Monday, November 08, 2004

Against the Modern World

Mark Sedgwick, a Cairo-based scholar, has written Traditionalism and the Secret Intellectual History of the Twentieth Century, a wonderful book on Guenonian traditionalism and its influence in intellectual movements led by Julius Evola, Frithjof Schuon and Aleksandr Dugin.

In an interview with Religioscope, Mr. Sedgwick gives an excellent introduction on the subject. I strongly recommend his book, both for its treatment of the subject of traditionalism, and as a window into fringe intellectuals of the late 19th and early 20th centuries and their continuing influence today.


The basic tenets of Traditionalism are easier to describe, since in working on the movement I’ve had to boil it down to its essentials. Some Traditionalists will object that in boiling it down I’m removing much of the subtlety, but there’s really no way around that. Anyhow, Guénonian Traditionalism — since you’re quite right, and there are all sorts of other traditionalisms that have nothing to do with Guénon — Guénonian Traditionalism is a school inspired by Guénon, and taking various different forms.

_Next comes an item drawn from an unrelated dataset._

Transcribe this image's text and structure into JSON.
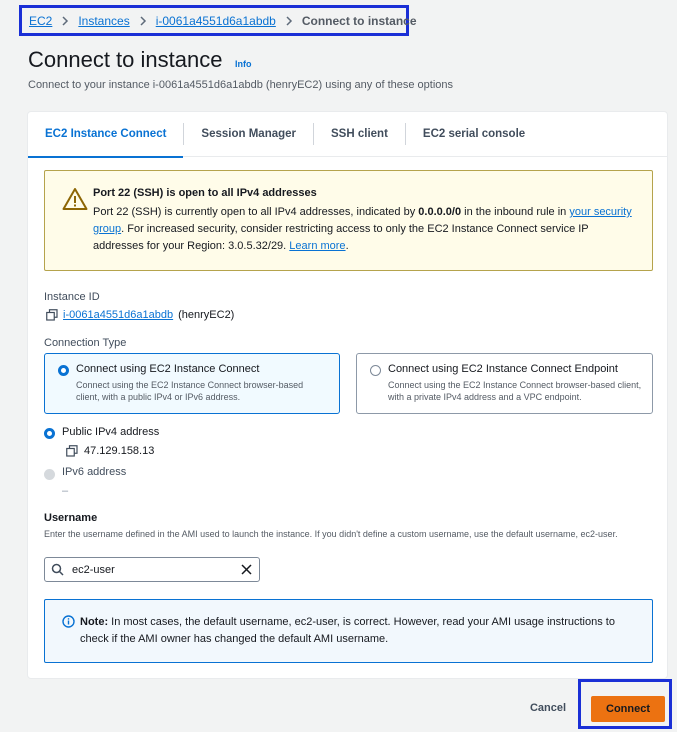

What they all have in common, apart from Guénon, is a conviction that the modern world is not the result of progress out of darkness but of descent into darkness, that this — the time we live in — is a last age, a pretty low point of a last age at that. What has been lost — and what needs to be recovered, reinstated even — is "tradition". And tradition can be fairly precisely defined, as the truths that should have been handed down from time immemorial, approximately the perennial philosophy, the original Ur-religion of humanity.

Traditionalists are those who want to recover what has been lost, and who also recognize the "true" nature of modernity. And recognize that one of the most important aspects of modernity is inversion — that the world sees the valuable as worthless and the worthless as valuable, the good as bad and bad as good. Guénon never saw a punk, but it would have made a lot of sense to him. And with that comes "counter-initiation" — religious movements that are actually irreligious, that actually lead away from what religion is meant to lead to. Again, Guénon would have nodded knowingly at certain recent developments in the Catholic Church. Against counter-initiation, the only thing left is real, genuine initiation — into traditional esoterism.


At November 8, 2004 at 11:35 AM, Anonymous Anonymous said...

I wonder why Guenon thought that in Islam he would find the perennial philosophy, the source of all religions. I thought Mahomet didn't get his religion from "primordial times", but directly from Allah in the cave. Traditionalists are a bunch of wackos, but you can learn something even from wackos. Thanks for the post.